Aside from undercutting the Lotus and the BMW in mass by 190 lb. and a whopping 380 lb. respectively, the Cayman R’s real talent resides in its unflappable track dynamics and tailor-made driver interface. The 20-mm lower suspension gains stiffer springs, anti-roll bars and dampers (PASM isn’t available), complemented by a slightly wider track (4 mm front, 2 mm rear) and larger 19-in. wheels, weighing in at a trim 22 lb. per corner.
This is a car that epitomizes the advantages of the mid-engine layout—almost without the prerequisite of driving skill—as it translates even ham-fisted steering inputs into the graceful kinematics you originally intended. “You can basically drive the Cayman hard everywhere,” exclaims Bailey. The 6-speed manual gearbox is as good as they get, blending positive engagement with creamy fluidity.

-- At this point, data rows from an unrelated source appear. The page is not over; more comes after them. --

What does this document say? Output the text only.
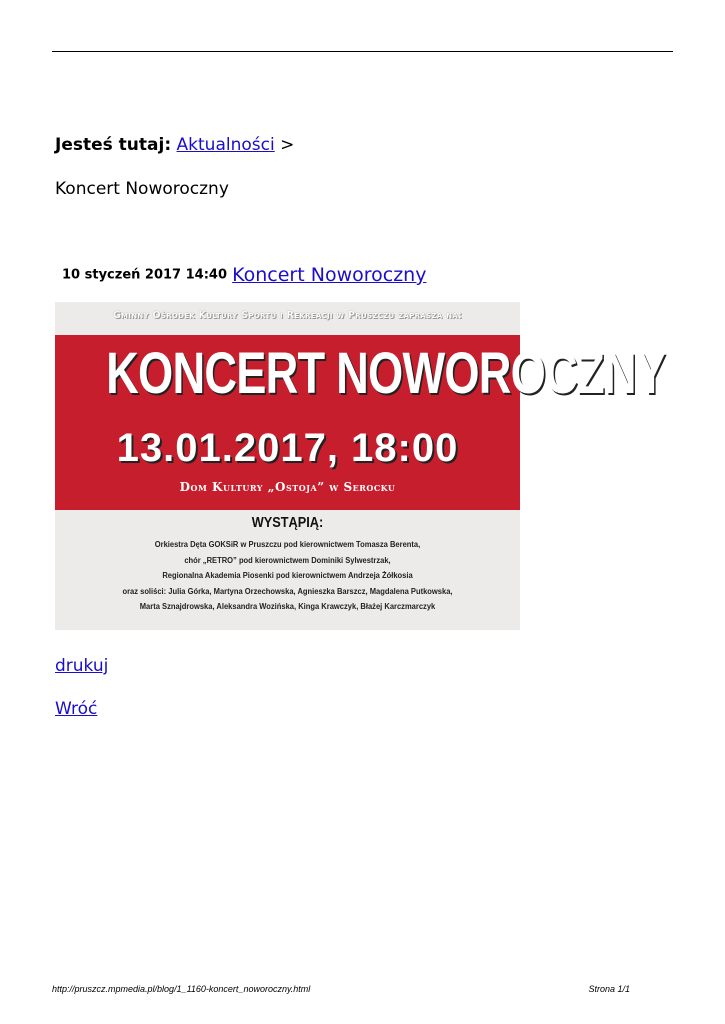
Jesteś tutaj: Aktualności >
Koncert Noworoczny
10 styczeń 2017 14:40 Koncert Noworoczny
Gminny Ośrodek Kultury Sportu i Rekreacji w Pruszczu zaprasza na:
KONCERT NOWOROCZNY
13.01.2017, 18:00
Dom Kultury „Ostoja” w Serocku
WYSTĄPIĄ:
Orkiestra Dęta GOKSiR w Pruszczu pod kierownictwem Tomasza Berenta,
chór „RETRO” pod kierownictwem Dominiki Sylwestrzak,
Regionalna Akademia Piosenki pod kierownictwem Andrzeja Żółkosia
oraz soliści: Julia Górka, Martyna Orzechowska, Agnieszka Barszcz, Magdalena Putkowska,
Marta Sznajdrowska, Aleksandra Wozińska, Kinga Krawczyk, Błażej Karczmarczyk
drukuj
Wróć
http://pruszcz.mpmedia.pl/blog/1_1160-koncert_noworoczny.html	Strona 1/1
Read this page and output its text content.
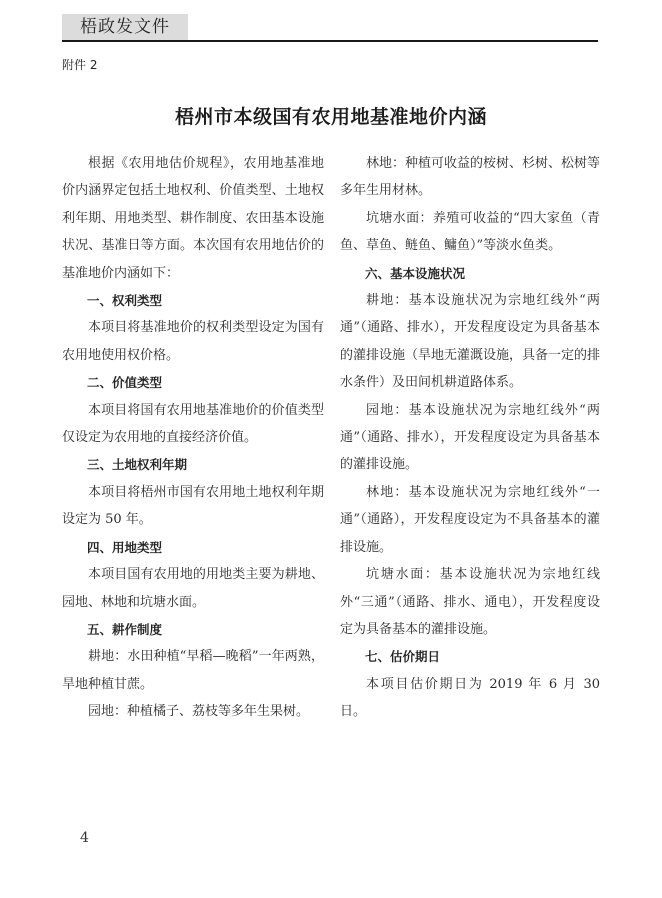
梧政发文件
附件 2
梧州市本级国有农用地基准地价内涵

根据《农用地估价规程》，农用地基准地价内涵界定包括土地权利、价值类型、土地权利年期、用地类型、耕作制度、农田基本设施状况、基准日等方面。本次国有农用地估价的基准地价内涵如下：

一、权利类型

本项目将基准地价的权利类型设定为国有农用地使用权价格。

二、价值类型

本项目将国有农用地基准地价的价值类型仅设定为农用地的直接经济价值。

三、土地权利年期

本项目将梧州市国有农用地土地权利年期设定为 50 年。

四、用地类型

本项目国有农用地的用地类主要为耕地、园地、林地和坑塘水面。

五、耕作制度

耕地：水田种植“早稻—晚稻”一年两熟，旱地种植甘蔗。

园地：种植橘子、荔枝等多年生果树。

林地：种植可收益的桉树、杉树、松树等多年生用材林。

坑塘水面：养殖可收益的“四大家鱼（青鱼、草鱼、鲢鱼、鳙鱼）”等淡水鱼类。

六、基本设施状况

耕地：基本设施状况为宗地红线外“两通”（通路、排水），开发程度设定为具备基本的灌排设施（旱地无灌溉设施，具备一定的排水条件）及田间机耕道路体系。

园地：基本设施状况为宗地红线外“两通”（通路、排水），开发程度设定为具备基本的灌排设施。

林地：基本设施状况为宗地红线外“一通”（通路），开发程度设定为不具备基本的灌排设施。

坑塘水面：基本设施状况为宗地红线外“三通”（通路、排水、通电），开发程度设定为具备基本的灌排设施。

七、估价期日

本项目估价期日为 2019 年 6 月 30 日。

4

The biggest ticket items on the parts list were the $8150 carbon-ceramic brakes—money well spent. Though they don’t quite have the initial bite or as firm a pedal as the Evora’s AP racing setup, they seem to have the highest stopping power and are fadeless lap after lap.
Although I agree with Kim’s comment about the rear wing being “a bit on the weenie side,” it does reduce lift by 40 percent over the rear axle. And yes, although the Porsche fails to match the Evora S’ overall performance scores and lap times, the Cayman R still surprisingly ends up on top—having approached the battle with the best balanced repertoire of the three.
So which one?
Conclusion
We assign numerical values to these tests because people demand a winner. The Porsche earns a landslide victory here, even when factoring in the price. In this test, though, it’s clear that each car has particular advantages, so it all boils down to this: BMW’s bang for the buck, Porsche’s complete package or Lotus’ dominating performance? Which is most important to you?